Does the presence of two marches symbolize fracture at a time when the LGBT community would be better placed to come together to face down common homophobic foes, or is it a sign of healthy plurality, a true showing of how diverse the LGBT community is, and a timely opportunity to engage in voluble political protest?

On Sunday, June 30, you will be able to take your practical and philosophical pick (or do both) between two very different Pride marches in New York City.

The main NYC Pride March, organized by Heritage of Pride, sets off at noon in the shadow of the Flatiron Building, from 26th Street and Fifth Avenue, making its way downtown to Greenwich Village and the Stonewall Inn, before switching to come uptown and finishing at 23rd Street and Seventh Avenue. (This is good, if inevitably chaotic, news for my excellent local diner, the Malibu, on that very corner.)

Four million people are expected to attend—this year not only marks the 50th anniversary of the Stonewall Riots, but it is also World Pride. Organizers expect New York City to be bursting at the seams with LGBT people from all over the world.

The breakaway Queer Liberation March, organized by the Reclaim Pride Coalition, begins earlier, at 9:30 a.m. that day, on Seventh Avenue, just below Christopher Street—so within sight of the Stonewall—before heading across West 10th Street to Sixth Avenue, and then an epic urban march north to Central Park, entering it at 59th Street and Sixth Avenue before a planned rally on the Great Lawn.

It is a replication of the route taken by the marchers of the first Pride march, then known as the Christopher Street Day Liberation March, in 1970.

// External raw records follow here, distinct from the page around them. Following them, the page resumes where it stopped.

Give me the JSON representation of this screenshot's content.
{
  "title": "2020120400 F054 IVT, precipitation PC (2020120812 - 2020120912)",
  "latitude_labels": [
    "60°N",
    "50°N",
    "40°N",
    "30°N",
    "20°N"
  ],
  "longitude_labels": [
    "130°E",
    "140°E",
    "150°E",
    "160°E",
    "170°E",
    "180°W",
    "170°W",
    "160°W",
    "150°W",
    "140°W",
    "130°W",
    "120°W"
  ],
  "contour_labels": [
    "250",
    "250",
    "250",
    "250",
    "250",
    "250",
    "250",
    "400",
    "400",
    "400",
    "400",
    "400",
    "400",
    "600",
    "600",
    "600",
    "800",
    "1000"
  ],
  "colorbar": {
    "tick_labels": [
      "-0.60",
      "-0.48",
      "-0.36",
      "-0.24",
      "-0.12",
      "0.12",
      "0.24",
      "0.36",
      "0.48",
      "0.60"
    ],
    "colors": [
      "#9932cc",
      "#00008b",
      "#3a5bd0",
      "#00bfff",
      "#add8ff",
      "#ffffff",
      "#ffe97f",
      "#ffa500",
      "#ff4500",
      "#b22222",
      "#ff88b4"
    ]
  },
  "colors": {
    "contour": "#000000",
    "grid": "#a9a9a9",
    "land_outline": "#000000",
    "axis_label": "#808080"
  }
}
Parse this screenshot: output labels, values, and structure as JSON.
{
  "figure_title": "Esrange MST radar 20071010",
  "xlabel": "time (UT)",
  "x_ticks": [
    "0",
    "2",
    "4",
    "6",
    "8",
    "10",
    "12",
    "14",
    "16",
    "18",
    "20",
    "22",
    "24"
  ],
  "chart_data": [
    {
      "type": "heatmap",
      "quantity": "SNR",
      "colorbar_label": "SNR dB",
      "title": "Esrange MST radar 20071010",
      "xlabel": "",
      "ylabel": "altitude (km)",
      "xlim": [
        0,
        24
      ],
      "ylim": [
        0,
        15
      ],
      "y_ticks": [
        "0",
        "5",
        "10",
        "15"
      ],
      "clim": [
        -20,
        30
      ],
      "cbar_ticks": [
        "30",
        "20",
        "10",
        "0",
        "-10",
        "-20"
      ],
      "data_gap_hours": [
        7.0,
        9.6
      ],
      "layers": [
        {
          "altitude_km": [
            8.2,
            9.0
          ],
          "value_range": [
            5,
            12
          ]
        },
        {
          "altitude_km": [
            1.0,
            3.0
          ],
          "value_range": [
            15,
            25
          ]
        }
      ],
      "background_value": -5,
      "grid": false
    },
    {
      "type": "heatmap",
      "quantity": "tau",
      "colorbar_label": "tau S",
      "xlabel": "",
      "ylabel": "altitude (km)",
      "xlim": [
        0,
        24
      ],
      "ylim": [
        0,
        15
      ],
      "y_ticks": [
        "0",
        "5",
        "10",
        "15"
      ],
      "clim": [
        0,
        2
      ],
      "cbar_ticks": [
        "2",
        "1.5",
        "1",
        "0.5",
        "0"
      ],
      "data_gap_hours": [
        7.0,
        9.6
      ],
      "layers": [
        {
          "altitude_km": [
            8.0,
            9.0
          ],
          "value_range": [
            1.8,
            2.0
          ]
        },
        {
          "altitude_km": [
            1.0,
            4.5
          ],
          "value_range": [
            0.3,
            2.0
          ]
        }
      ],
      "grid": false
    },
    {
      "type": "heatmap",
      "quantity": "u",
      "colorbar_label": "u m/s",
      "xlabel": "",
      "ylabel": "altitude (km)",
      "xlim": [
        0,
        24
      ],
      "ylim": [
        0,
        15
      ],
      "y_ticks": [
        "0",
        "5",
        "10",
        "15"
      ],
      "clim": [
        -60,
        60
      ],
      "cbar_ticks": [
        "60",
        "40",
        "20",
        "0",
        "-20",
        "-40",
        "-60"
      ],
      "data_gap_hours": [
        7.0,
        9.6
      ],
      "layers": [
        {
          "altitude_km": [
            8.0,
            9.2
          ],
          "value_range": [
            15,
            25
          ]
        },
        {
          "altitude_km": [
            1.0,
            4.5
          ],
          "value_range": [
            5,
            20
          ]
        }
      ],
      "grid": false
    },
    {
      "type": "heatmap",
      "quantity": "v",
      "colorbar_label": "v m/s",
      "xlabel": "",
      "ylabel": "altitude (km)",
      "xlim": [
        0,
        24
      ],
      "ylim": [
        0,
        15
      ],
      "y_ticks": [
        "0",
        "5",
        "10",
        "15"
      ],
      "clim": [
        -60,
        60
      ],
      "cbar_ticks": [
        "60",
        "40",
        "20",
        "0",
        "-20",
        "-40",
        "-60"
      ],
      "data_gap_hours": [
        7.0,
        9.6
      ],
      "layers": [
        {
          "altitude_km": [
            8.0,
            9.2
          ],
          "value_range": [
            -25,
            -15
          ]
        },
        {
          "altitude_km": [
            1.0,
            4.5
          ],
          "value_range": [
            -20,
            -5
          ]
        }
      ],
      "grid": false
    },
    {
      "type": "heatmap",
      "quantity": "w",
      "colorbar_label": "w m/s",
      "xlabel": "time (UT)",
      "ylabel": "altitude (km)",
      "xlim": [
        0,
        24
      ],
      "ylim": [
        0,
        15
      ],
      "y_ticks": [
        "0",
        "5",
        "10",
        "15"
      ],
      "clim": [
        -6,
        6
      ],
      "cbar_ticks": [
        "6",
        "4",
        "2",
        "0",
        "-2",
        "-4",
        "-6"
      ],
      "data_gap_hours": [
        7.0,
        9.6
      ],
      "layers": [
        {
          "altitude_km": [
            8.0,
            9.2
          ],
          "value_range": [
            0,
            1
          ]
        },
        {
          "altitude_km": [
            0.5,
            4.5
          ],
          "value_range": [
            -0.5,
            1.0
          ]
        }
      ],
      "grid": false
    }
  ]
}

The 2019 march has been organized by the Reclaim Pride Coalition because of what it sees as the over-corporatization of the main event and the presence of police both marching and patrolling at it; the cops’ presence is seen as problematic by the Reclaim Pride Coalition because of the police’s past homophobia.

The Queer Liberation March proudly boasts no corporate floats, although some police will be on hand, alongside trained marshals, as the march wends its way north from Greenwich Village. It has been endorsed by more than 100 organizations.

The existence of two marches may seem inevitable to those who have followed the years-long saga that pits the large march—with its raft of big-name sponsors, attended and applauded by thousands watching from the sidewalks—against those on the gay left who think that the march has become too bloated and too in hock with those sponsors and certain groupings, like the police or military, that march in the parade.

Similar controversies have flared in New York and at many other Prides, including in cities like Washington, D.C., and Minneapolis, in recent years.

For many, there has been a desire for the Pride march to return to be exactly that, and to be focused on angry and energetic demands for LGBT equality, especially now that the hard-won rights of LGBT people are imperiled under an aggressively anti-LGBT Trump administration.